As previously noted, we did not rereview the histological diagnoses. Therefore, there could be a potential misclassification of the tumour histology, resulting in an inaccurate diagnosis. Should there be any misclassification, it is believed to be nondifferential, as the probability of individuals being misclassified is equal across all groups in the study. Still, the potential impact of this would be the risk of including patient records, where the histological classification is not RMS. This could introduce bias and a deviation of the observed overall survival rates and consequently threaten the internal validity of the estimates.

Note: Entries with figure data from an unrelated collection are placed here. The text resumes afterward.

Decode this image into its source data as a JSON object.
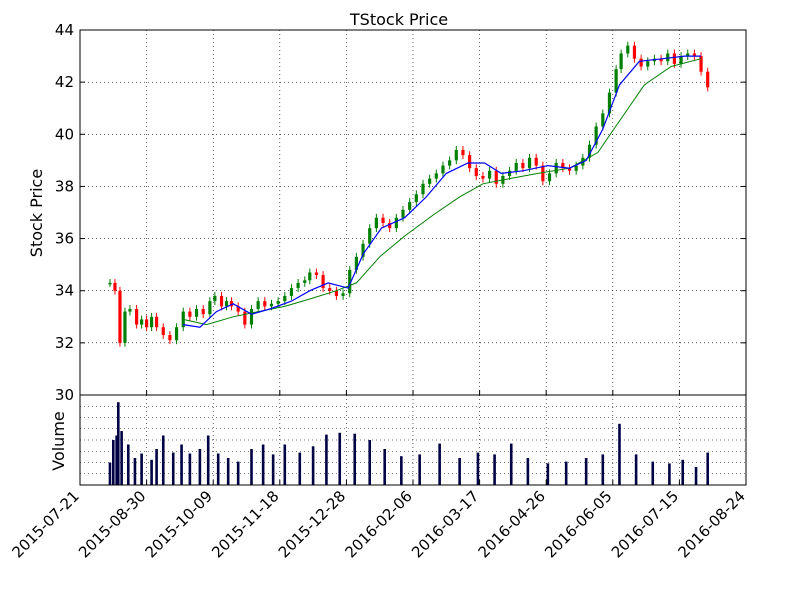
{
  "chart_data": {
    "type": "candlestick",
    "title": "TStock Price",
    "ylabel": "Stock Price",
    "volume_label": "Volume",
    "xlim": [
      "2015-07-21",
      "2016-08-24"
    ],
    "ylim": [
      30,
      44
    ],
    "x_ticks": [
      "2015-07-21",
      "2015-08-30",
      "2015-10-09",
      "2015-11-18",
      "2015-12-28",
      "2016-02-06",
      "2016-03-17",
      "2016-04-26",
      "2016-06-05",
      "2016-07-15",
      "2016-08-24"
    ],
    "y_ticks": [
      "30",
      "32",
      "34",
      "36",
      "38",
      "40",
      "42",
      "44"
    ],
    "grid": true,
    "colors": {
      "up": "#008000",
      "down": "#ff0000",
      "ma_short": "#0000ff",
      "ma_long": "#008000",
      "volume": "#000044"
    },
    "series": [
      {
        "name": "price",
        "points": [
          [
            "2015-08-08",
            34.3
          ],
          [
            "2015-08-11",
            34.0
          ],
          [
            "2015-08-14",
            32.0
          ],
          [
            "2015-08-17",
            33.2
          ],
          [
            "2015-08-20",
            33.3
          ],
          [
            "2015-08-24",
            32.7
          ],
          [
            "2015-08-27",
            32.9
          ],
          [
            "2015-08-30",
            32.6
          ],
          [
            "2015-09-02",
            33.0
          ],
          [
            "2015-09-05",
            32.6
          ],
          [
            "2015-09-09",
            32.3
          ],
          [
            "2015-09-13",
            32.1
          ],
          [
            "2015-09-17",
            32.6
          ],
          [
            "2015-09-21",
            33.2
          ],
          [
            "2015-09-25",
            33.0
          ],
          [
            "2015-09-29",
            33.3
          ],
          [
            "2015-10-03",
            33.1
          ],
          [
            "2015-10-07",
            33.6
          ],
          [
            "2015-10-10",
            33.8
          ],
          [
            "2015-10-14",
            33.4
          ],
          [
            "2015-10-17",
            33.6
          ],
          [
            "2015-10-20",
            33.4
          ],
          [
            "2015-10-24",
            33.2
          ],
          [
            "2015-10-28",
            32.7
          ],
          [
            "2015-11-01",
            33.3
          ],
          [
            "2015-11-05",
            33.6
          ],
          [
            "2015-11-09",
            33.4
          ],
          [
            "2015-11-13",
            33.5
          ],
          [
            "2015-11-17",
            33.6
          ],
          [
            "2015-11-21",
            33.8
          ],
          [
            "2015-11-25",
            34.1
          ],
          [
            "2015-11-29",
            34.3
          ],
          [
            "2015-12-03",
            34.4
          ],
          [
            "2015-12-06",
            34.7
          ],
          [
            "2015-12-10",
            34.6
          ],
          [
            "2015-12-14",
            34.1
          ],
          [
            "2015-12-18",
            34.0
          ],
          [
            "2015-12-22",
            33.8
          ],
          [
            "2015-12-26",
            33.9
          ],
          [
            "2015-12-30",
            34.8
          ],
          [
            "2016-01-03",
            35.3
          ],
          [
            "2016-01-07",
            35.8
          ],
          [
            "2016-01-11",
            36.4
          ],
          [
            "2016-01-15",
            36.8
          ],
          [
            "2016-01-19",
            36.6
          ],
          [
            "2016-01-23",
            36.4
          ],
          [
            "2016-01-27",
            36.8
          ],
          [
            "2016-01-31",
            37.1
          ],
          [
            "2016-02-04",
            37.4
          ],
          [
            "2016-02-08",
            37.7
          ],
          [
            "2016-02-12",
            38.1
          ],
          [
            "2016-02-16",
            38.3
          ],
          [
            "2016-02-20",
            38.5
          ],
          [
            "2016-02-24",
            38.8
          ],
          [
            "2016-02-28",
            39.0
          ],
          [
            "2016-03-03",
            39.4
          ],
          [
            "2016-03-07",
            39.2
          ],
          [
            "2016-03-11",
            38.7
          ],
          [
            "2016-03-15",
            38.4
          ],
          [
            "2016-03-19",
            38.3
          ],
          [
            "2016-03-23",
            38.6
          ],
          [
            "2016-03-27",
            38.1
          ],
          [
            "2016-03-31",
            38.4
          ],
          [
            "2016-04-04",
            38.6
          ],
          [
            "2016-04-08",
            38.9
          ],
          [
            "2016-04-12",
            38.7
          ],
          [
            "2016-04-16",
            39.1
          ],
          [
            "2016-04-20",
            38.8
          ],
          [
            "2016-04-24",
            38.2
          ],
          [
            "2016-04-28",
            38.5
          ],
          [
            "2016-05-02",
            38.9
          ],
          [
            "2016-05-06",
            38.7
          ],
          [
            "2016-05-10",
            38.6
          ],
          [
            "2016-05-14",
            38.8
          ],
          [
            "2016-05-18",
            39.1
          ],
          [
            "2016-05-22",
            39.6
          ],
          [
            "2016-05-26",
            40.3
          ],
          [
            "2016-05-30",
            40.8
          ],
          [
            "2016-06-03",
            41.6
          ],
          [
            "2016-06-07",
            42.5
          ],
          [
            "2016-06-10",
            43.1
          ],
          [
            "2016-06-14",
            43.4
          ],
          [
            "2016-06-18",
            42.9
          ],
          [
            "2016-06-22",
            42.6
          ],
          [
            "2016-06-26",
            42.8
          ],
          [
            "2016-06-30",
            42.9
          ],
          [
            "2016-07-04",
            42.8
          ],
          [
            "2016-07-08",
            43.1
          ],
          [
            "2016-07-12",
            42.7
          ],
          [
            "2016-07-16",
            43.0
          ],
          [
            "2016-07-20",
            43.1
          ],
          [
            "2016-07-24",
            43.0
          ],
          [
            "2016-07-28",
            42.4
          ],
          [
            "2016-08-01",
            41.8
          ]
        ]
      },
      {
        "name": "moving average (short)",
        "points": [
          [
            "2015-09-21",
            32.7
          ],
          [
            "2015-10-01",
            32.6
          ],
          [
            "2015-10-11",
            33.2
          ],
          [
            "2015-10-21",
            33.5
          ],
          [
            "2015-11-01",
            33.1
          ],
          [
            "2015-11-12",
            33.3
          ],
          [
            "2015-11-25",
            33.6
          ],
          [
            "2015-12-06",
            34.0
          ],
          [
            "2015-12-17",
            34.3
          ],
          [
            "2015-12-29",
            34.1
          ],
          [
            "2016-01-07",
            35.4
          ],
          [
            "2016-01-18",
            36.4
          ],
          [
            "2016-02-01",
            36.8
          ],
          [
            "2016-02-14",
            37.6
          ],
          [
            "2016-02-26",
            38.5
          ],
          [
            "2016-03-10",
            38.9
          ],
          [
            "2016-03-20",
            38.9
          ],
          [
            "2016-03-30",
            38.5
          ],
          [
            "2016-04-12",
            38.6
          ],
          [
            "2016-04-27",
            38.8
          ],
          [
            "2016-05-10",
            38.7
          ],
          [
            "2016-05-20",
            39.0
          ],
          [
            "2016-05-30",
            40.2
          ],
          [
            "2016-06-09",
            41.9
          ],
          [
            "2016-06-21",
            42.8
          ],
          [
            "2016-07-05",
            42.9
          ],
          [
            "2016-07-18",
            43.0
          ],
          [
            "2016-07-28",
            43.0
          ]
        ]
      },
      {
        "name": "moving average (long)",
        "points": [
          [
            "2015-09-21",
            32.9
          ],
          [
            "2015-10-05",
            32.7
          ],
          [
            "2015-10-21",
            33.0
          ],
          [
            "2015-11-05",
            33.2
          ],
          [
            "2015-11-21",
            33.4
          ],
          [
            "2015-12-07",
            33.7
          ],
          [
            "2015-12-22",
            34.0
          ],
          [
            "2016-01-03",
            34.3
          ],
          [
            "2016-01-17",
            35.3
          ],
          [
            "2016-02-01",
            36.1
          ],
          [
            "2016-02-18",
            36.9
          ],
          [
            "2016-03-05",
            37.6
          ],
          [
            "2016-03-19",
            38.1
          ],
          [
            "2016-04-04",
            38.3
          ],
          [
            "2016-04-21",
            38.5
          ],
          [
            "2016-05-10",
            38.7
          ],
          [
            "2016-05-27",
            39.3
          ],
          [
            "2016-06-10",
            40.6
          ],
          [
            "2016-06-24",
            41.9
          ],
          [
            "2016-07-10",
            42.6
          ],
          [
            "2016-07-28",
            42.9
          ]
        ]
      }
    ],
    "volume": [
      [
        "2015-08-08",
        0.25
      ],
      [
        "2015-08-10",
        0.5
      ],
      [
        "2015-08-12",
        0.55
      ],
      [
        "2015-08-13",
        0.92
      ],
      [
        "2015-08-15",
        0.6
      ],
      [
        "2015-08-19",
        0.45
      ],
      [
        "2015-08-23",
        0.3
      ],
      [
        "2015-08-27",
        0.35
      ],
      [
        "2015-09-02",
        0.28
      ],
      [
        "2015-09-05",
        0.4
      ],
      [
        "2015-09-09",
        0.55
      ],
      [
        "2015-09-15",
        0.36
      ],
      [
        "2015-09-20",
        0.45
      ],
      [
        "2015-09-25",
        0.35
      ],
      [
        "2015-10-01",
        0.4
      ],
      [
        "2015-10-06",
        0.55
      ],
      [
        "2015-10-12",
        0.35
      ],
      [
        "2015-10-18",
        0.3
      ],
      [
        "2015-10-24",
        0.26
      ],
      [
        "2015-11-01",
        0.4
      ],
      [
        "2015-11-08",
        0.45
      ],
      [
        "2015-11-14",
        0.34
      ],
      [
        "2015-11-21",
        0.45
      ],
      [
        "2015-11-30",
        0.36
      ],
      [
        "2015-12-08",
        0.43
      ],
      [
        "2015-12-16",
        0.56
      ],
      [
        "2015-12-24",
        0.58
      ],
      [
        "2016-01-02",
        0.57
      ],
      [
        "2016-01-11",
        0.5
      ],
      [
        "2016-01-20",
        0.4
      ],
      [
        "2016-01-30",
        0.32
      ],
      [
        "2016-02-10",
        0.34
      ],
      [
        "2016-02-22",
        0.46
      ],
      [
        "2016-03-05",
        0.3
      ],
      [
        "2016-03-16",
        0.36
      ],
      [
        "2016-03-26",
        0.34
      ],
      [
        "2016-04-05",
        0.46
      ],
      [
        "2016-04-15",
        0.3
      ],
      [
        "2016-04-27",
        0.24
      ],
      [
        "2016-05-08",
        0.26
      ],
      [
        "2016-05-20",
        0.3
      ],
      [
        "2016-05-30",
        0.34
      ],
      [
        "2016-06-09",
        0.68
      ],
      [
        "2016-06-19",
        0.34
      ],
      [
        "2016-06-29",
        0.26
      ],
      [
        "2016-07-09",
        0.24
      ],
      [
        "2016-07-17",
        0.28
      ],
      [
        "2016-07-25",
        0.2
      ],
      [
        "2016-08-01",
        0.36
      ]
    ]
  }
}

Selection bias is considered to be a minor problem. Firstly, the data source is a population-based database, meaning that all sarcoma patients in the uptake area will be referred regardless of the severity of their disease. Secondly, nonresponse selection bias is thought to be almost nonexistent as patients are registered as part of the treatment protocol and not asked to be a part of the registry (with a chance of deckling), preventing the risk of bias.

6. Limitations

Our study is firstly limited by its retrospective nature and a small number of patients treated over a long period. Notable deficiencies were the lack of data on information regarding the fusion gene status, details on gene translocation, dose of radiation, and chemotherapy treatment cycles and effects. Because of the small sample size, further division of the cohort into smaller groups often yielded groups with less than 10 events. Still, we performed multivariate analyses, but due to the sample size, one should be cautious when interpreting the results. The relatively small number of patients in our study limited the potential to identify prognostic variables and resulted in numerous subgroups of ≤ 2 patients. We could not report additional data regarding these patients due to Danish law regulations and requirements. There are limitations regarding the reliability of all register-based studies, but Aarhus Sarcoma Registers are reported to be a valuable population-based tool for epidemiological research [24].

7. Conclusions

In the current study, we confirmed that the outcome for adults with rhabdomyosarcoma appears to be inferior compared to children, which is in line with previously published studies. The reasons are likely multifactorial and may include overrepresentation of pleomorphic rhabdomyosarcoma, limited access to clinical trials, and poor adherence to aggressive treatment regimens. Additional studies on treatment approaches, variables, and adult rhabdomyosarcoma’s biology are still needed to further clarify differences between adult and paediatric rhabdomyosarcoma.

Data Availability

The data are not available due to ethical restrictions. Due to the nature of this research, participants of this study did not agree for their data to be shared publicly and it could compromise research participant’s privacy and consent.

Conflicts of Interest

The authors report no conflicts of interest.